DLM Installation and Upgrade
Also available as:
PDF

DLM support requirements

Prior to installing Data Lifecycle Manager (DLM), you must consider various aspects of your HDP environment and prepare your clusters prior to DLM installation. The host on which you install DLM is the same host on which you install DataPlane Platform.

Support Matrix information

You can find the most current information about interoperability for this release on the Support Matrix. The Support Matrix tool provides information about:

  • Operating Systems

  • Databases

  • Browsers

  • JDKs

To access the tool, go to: https://supportmatrix.hortonworks.com.

DLM Host requirements

The DLM application is installed on the same host as DP Platform and has no requirements beyond what is required by DP Platform. See the DP Platform Support Requirements for details.

Requirements for clusters used with DLM Engine

  • The clusters on which you install the DLM Engine must meet the requirements identified in the following sections. After the DLM Engine is installed and properly configured on a cluster, the cluster can be registered with DPS and used for DLM replication.
Important
Important

Clusters used as source and destination in a DLM replication relationship must have exactly the same configurations for LDAP, Kerberos, Ranger, Knox, and HA.

  • DLM Engine can be installed on any server class machine starting with 1 GB memory. You may need to increase the memory to about 2 GB or 3 GB, depending on HDFS replication dataset. For example, number of files in the dataset and number of concurrent replication policies.

See the Support Matrix for supported operating systems and databases.

Port and network requirements for clusters

Have the following ports available and open on each cluster:

Default Port Number Purpose Comments Required to be open?
25968 Port for DLM Engine (Beacon) service on hosts

Accessibility is required from all clusters.

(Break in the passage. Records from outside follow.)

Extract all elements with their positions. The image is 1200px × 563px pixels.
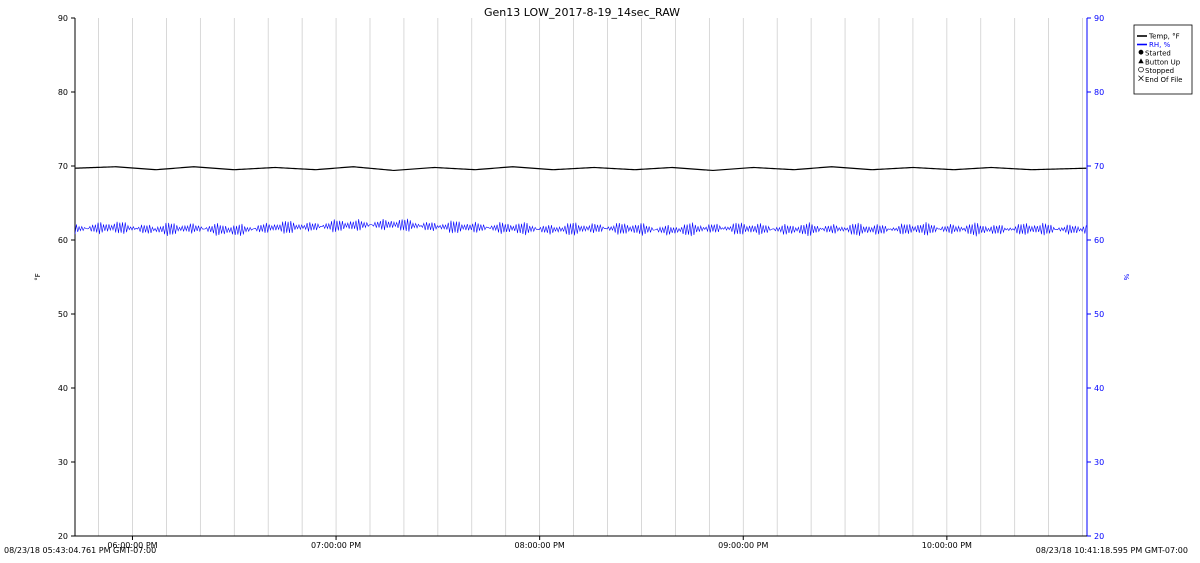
left-y-axis: 20 30 40 50 60 70 80 90 xyxy=(58,14,75,541)
left-tick-label: 30 xyxy=(58,458,68,467)
left-tick-label: 80 xyxy=(58,88,68,97)
chart: Gen13 LOW_2017-8-19_14sec_RAW 20 30 40 50 60… xyxy=(4,6,1193,555)
right-tick-label: 60 xyxy=(1094,236,1104,245)
legend-label: End Of File xyxy=(1145,76,1182,84)
x-tick-label: 08:00:00 PM xyxy=(515,541,565,550)
left-tick-label: 90 xyxy=(58,14,68,23)
left-tick-label: 70 xyxy=(58,162,68,171)
left-tick-label: 20 xyxy=(58,532,68,541)
x-tick-label: 10:00:00 PM xyxy=(922,541,972,550)
legend-label: Button Up xyxy=(1145,58,1181,66)
right-y-axis: 20 30 40 50 60 70 80 90 xyxy=(1087,14,1104,541)
legend-started-icon xyxy=(1138,49,1144,55)
gridlines xyxy=(98,18,1083,536)
left-axis-label: °F xyxy=(34,273,42,281)
right-tick-label: 70 xyxy=(1094,162,1104,171)
right-tick-label: 90 xyxy=(1094,14,1104,23)
legend-label: RH, % xyxy=(1149,41,1171,49)
x-end-label: 08/23/18 10:41:18.595 PM GMT-07:00 xyxy=(1036,546,1188,555)
right-tick-label: 80 xyxy=(1094,88,1104,97)
chart-title: Gen13 LOW_2017-8-19_14sec_RAW xyxy=(484,6,680,19)
left-tick-label: 60 xyxy=(58,236,68,245)
x-tick-label: 07:00:00 PM xyxy=(311,541,361,550)
right-tick-label: 20 xyxy=(1094,532,1104,541)
x-axis: 06:00:00 PM 07:00:00 PM 08:00:00 PM 09:00:0… xyxy=(107,536,972,550)
x-start-label: 08/23/18 05:43:04.761 PM GMT-07:00 xyxy=(4,546,156,555)
series-line-1 xyxy=(74,218,1087,237)
right-tick-label: 40 xyxy=(1094,384,1104,393)
series-line-0 xyxy=(74,166,1087,172)
right-axis-label: % xyxy=(1122,274,1130,281)
series-layer xyxy=(74,166,1087,237)
left-tick-label: 40 xyxy=(58,384,68,393)
right-tick-label: 50 xyxy=(1094,310,1104,319)
legend-label: Stopped xyxy=(1145,67,1174,75)
legend-label: Started xyxy=(1145,50,1171,58)
legend: Temp, °FRH, %StartedButton UpStoppedEnd … xyxy=(1133,24,1193,95)
legend-label: Temp, °F xyxy=(1148,33,1180,41)
x-tick-label: 09:00:00 PM xyxy=(718,541,768,550)
right-tick-label: 30 xyxy=(1094,458,1104,467)
left-tick-label: 50 xyxy=(58,310,68,319)
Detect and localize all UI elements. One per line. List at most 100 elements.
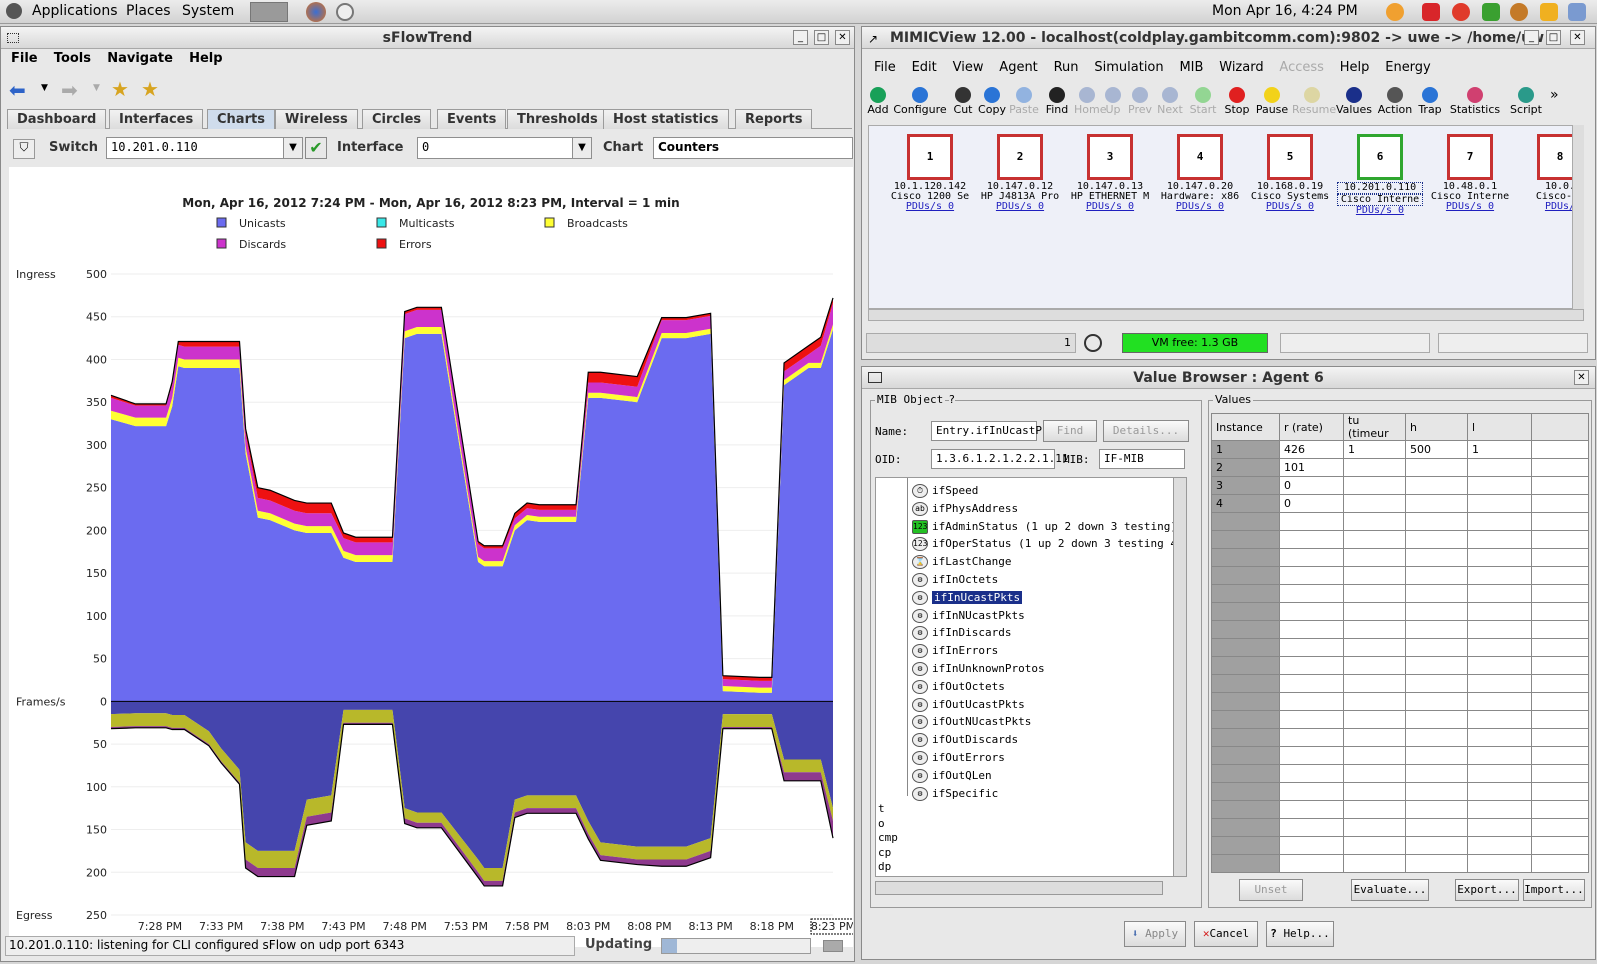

“Beacon” is the internal name for the DLM Engine. You will see the name Beacon in some paths, commands, etc.

Yes
8020 NameNode host Yes
50010 All DataNode hosts Yes
8080 Ambari server host Yes
10000 HiveServer2 host Binary mode port (Thrift) Yes
10001 HiveServer2 host HTTP mode port Yes
9083 Hive metastore Yes
2181 ZooKeeper hosts Yes
6080 Ranger port Yes
8050 YARN port Yes
21000 Atlas port Yes
6182 Secured Ranger Yes

HDP component requirements for DLM

The following additional Apache components might be required on your clusters for DLM support, depending on the security configuration and type of replication being performed:

Component Purpose Comments
HDFS For replicating HDFS data.
Knox Authentication federation from DPS Knox must be enabled on clusters before you can register the clusters with DPS.
Ranger Authorization on clusters during replication Ranger is optional for HDFS replication, but required for Hive replication.
YARN
Hive For replicating Hive database content Updates via Hive 1 (Based on Apache Hive 1.2.x) and HiveServerInteractive (Based on Apache Hive 2.1.x) are replicated. However, HiveServer2 from Hive 1 is always used for running the replication tasks.
HiveServer 2 Needed for Hive replication
Hive Metastore Needed for Hive replication
Zookeeper Needed for Hive
Atlas Needed for metadata replication